You forgot to tell me the most important:

What time is it: (without the word ceas please)

   and how would I say for. ex. It`s 13:31. E (ora) unu şi treizeci şi unu (minute)  ( după -amiaza) or sunt (ora) treisprezece -//-, 12:32. E (ora) prânzului şi treizeci şi două (minute) or sunt (ora) doisprezece fără optsprezece (minute), 00:24. E miezul nopţii şi douăzeci şi patru (minute) or sunt (ora) doisprezece şi douăzeci şi patru (minute)? seara


----------



## Trisia

Ehhh... OK.

Cât este ceasul?  -- what do you want, it's the most common way, and I have no problem with it.

-- Cât e/este ora?
-- Este ora treisprezece/Este ora unu/Este ora unu după-amiază.

Oh, all right.

Dacă e 12:00 (fix), spun prânz/amiază. Dacă nu, atunci spun doisprezece şi treizeci/jumătate/un sfert/trei minute.


----------



## (Infant)ry

Well, I do, I think the the word orar is much suitable even if it does mean schedule too. And of course thank you very much.


----------



## Trisia

> I think the the word orar is much more suitable


Orar only means schedule.

Oră = hour. Also used to mean time in the "What time is it?" question.


----------



## (Infant)ry

Then, what about pendulă?


----------



## Trisia

_Ceas_ can mean "hour" (_am aşteptat un ceas_ - I waited for one hour) or watch/clock.
Ceas deşteptător = alarm clock
Ceas de mână = watch

[lucky for you, you can say "sundial" as cadran solar]

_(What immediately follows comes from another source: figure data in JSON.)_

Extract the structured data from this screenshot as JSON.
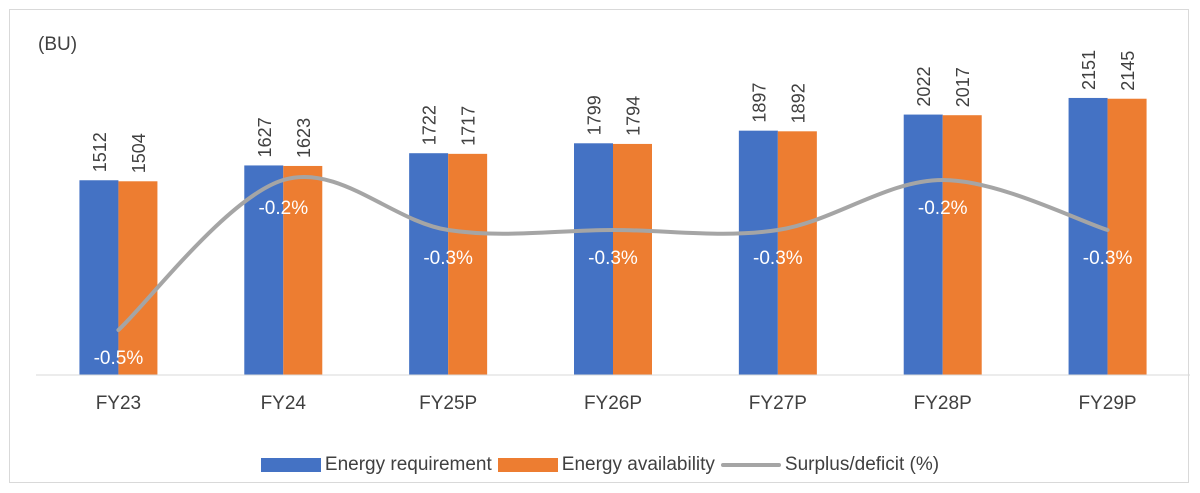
{
  "chart_data": {
    "type": "bar",
    "unit_label": "(BU)",
    "categories": [
      "FY23",
      "FY24",
      "FY25P",
      "FY26P",
      "FY27P",
      "FY28P",
      "FY29P"
    ],
    "series": [
      {
        "name": "Energy requirement",
        "kind": "bar",
        "color": "#4472C4",
        "values": [
          1512,
          1627,
          1722,
          1799,
          1897,
          2022,
          2151
        ]
      },
      {
        "name": "Energy availability",
        "kind": "bar",
        "color": "#ED7D31",
        "values": [
          1504,
          1623,
          1717,
          1794,
          1892,
          2017,
          2145
        ]
      },
      {
        "name": "Surplus/deficit (%)",
        "kind": "line",
        "color": "#A5A5A5",
        "values": [
          -0.5,
          -0.2,
          -0.3,
          -0.3,
          -0.3,
          -0.2,
          -0.3
        ],
        "labels": [
          "-0.5%",
          "-0.2%",
          "-0.3%",
          "-0.3%",
          "-0.3%",
          "-0.2%",
          "-0.3%"
        ]
      }
    ],
    "bar_ylim": [
      0,
      2400
    ],
    "legend_position": "bottom",
    "grid": false
  }
}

_Pendulă_ is a type of clock, specifically the pendulum clock. (even the name itself is a bit of a giveaway...)
We also _pendulă_ the longcase clock (or grandfather clock), which is after all a pendulum clock anyway.

 You're fighting a nonsensical war here and quite frankly I'm almost fed up myself. I see the boys already don't seem to want to answer any more of these questions. *We're all happy to help*, but not if all you do is trash our language and culture in the name of some Latin ideal of yours. Freedom of speech shouldn't be confused with the right to bully others.


----------



## OldAvatar

Trisia said:


> Orar only means schedule.



Not only. It is also the physical indicator of the current hour  on analogic clocks.
I guess, the term that Infantry would like to hear is _orologiu_. But that actually defines a public big clock.


----------